Originally Posted by zfite
Ok I think I am getting close to the objective. I have made this, but it doesn't quite work.
Just my function:

Code:

```double cosine(double rad, double a) {         double cosineofradians=1;         int n=2;                 while(-(pow(rad, n)/factorial(n))<a||(pow(rad, n)/factorial(n))<a)         {                 if(n%2==0)                 {                         cosineofradians-=(pow(rad, n))/factorial(n);                 }                 else                 {                         cosineofradians+=(pow(rad, n))/factorial(n);                 }                 n+=2;         }         return cosineofradians; }```

The way you've written this is confusing because 'n' is not the same as the 'n' in the mathematical expression.

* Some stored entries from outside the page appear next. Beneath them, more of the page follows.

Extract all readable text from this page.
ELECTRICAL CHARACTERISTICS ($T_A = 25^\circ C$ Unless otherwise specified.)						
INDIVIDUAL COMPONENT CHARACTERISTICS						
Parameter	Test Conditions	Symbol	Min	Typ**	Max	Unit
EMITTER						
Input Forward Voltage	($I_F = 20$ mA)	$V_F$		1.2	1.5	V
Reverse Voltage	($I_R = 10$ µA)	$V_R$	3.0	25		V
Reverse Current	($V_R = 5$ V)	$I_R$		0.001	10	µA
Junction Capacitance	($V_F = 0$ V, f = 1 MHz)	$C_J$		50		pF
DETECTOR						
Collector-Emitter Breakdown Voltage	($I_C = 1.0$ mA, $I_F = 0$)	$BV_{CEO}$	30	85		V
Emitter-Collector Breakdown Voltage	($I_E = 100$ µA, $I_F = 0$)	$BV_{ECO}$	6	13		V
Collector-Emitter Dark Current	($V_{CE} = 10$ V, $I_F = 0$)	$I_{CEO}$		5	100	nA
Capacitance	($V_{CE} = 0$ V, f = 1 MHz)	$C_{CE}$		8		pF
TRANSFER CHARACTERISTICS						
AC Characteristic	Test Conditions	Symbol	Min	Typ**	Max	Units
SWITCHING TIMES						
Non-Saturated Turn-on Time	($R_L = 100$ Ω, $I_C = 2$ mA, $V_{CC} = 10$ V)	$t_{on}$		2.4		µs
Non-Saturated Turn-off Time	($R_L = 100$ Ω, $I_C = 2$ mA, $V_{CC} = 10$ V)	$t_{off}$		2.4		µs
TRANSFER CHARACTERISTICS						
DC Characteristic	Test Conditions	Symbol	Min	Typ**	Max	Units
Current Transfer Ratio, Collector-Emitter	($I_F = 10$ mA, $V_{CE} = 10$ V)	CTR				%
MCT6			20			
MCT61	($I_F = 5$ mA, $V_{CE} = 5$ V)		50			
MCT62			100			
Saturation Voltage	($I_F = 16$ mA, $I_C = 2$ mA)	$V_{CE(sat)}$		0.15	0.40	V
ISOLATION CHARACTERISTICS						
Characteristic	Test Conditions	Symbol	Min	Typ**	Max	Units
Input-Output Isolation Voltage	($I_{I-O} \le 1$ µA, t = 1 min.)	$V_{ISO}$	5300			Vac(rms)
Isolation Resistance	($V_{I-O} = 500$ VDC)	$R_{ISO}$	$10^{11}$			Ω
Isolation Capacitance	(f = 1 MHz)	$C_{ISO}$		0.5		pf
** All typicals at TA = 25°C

In the normal summation notation, that n is always incremented by 1. You're supposed to do this and raise the power to 2 * n. In the way your code currently is n follows 2, 4, 6, etc. so n % 2 == 0 is always true.
• 04-03-2011
grumpy
You might want to consider the fact that factorial(n) will overflow for values of n that are not particularly large. Similarly pow(rad, n) will tend to overflow if rad is greater than 1 (or underflow if rad is less than 1) for values of n that are not particularly large.

There is a relationship between consecutive terms in the Taylor series that can be used to reduce the need to compute either a power or a factorial - and therefore reduce chances of overflow or underflow.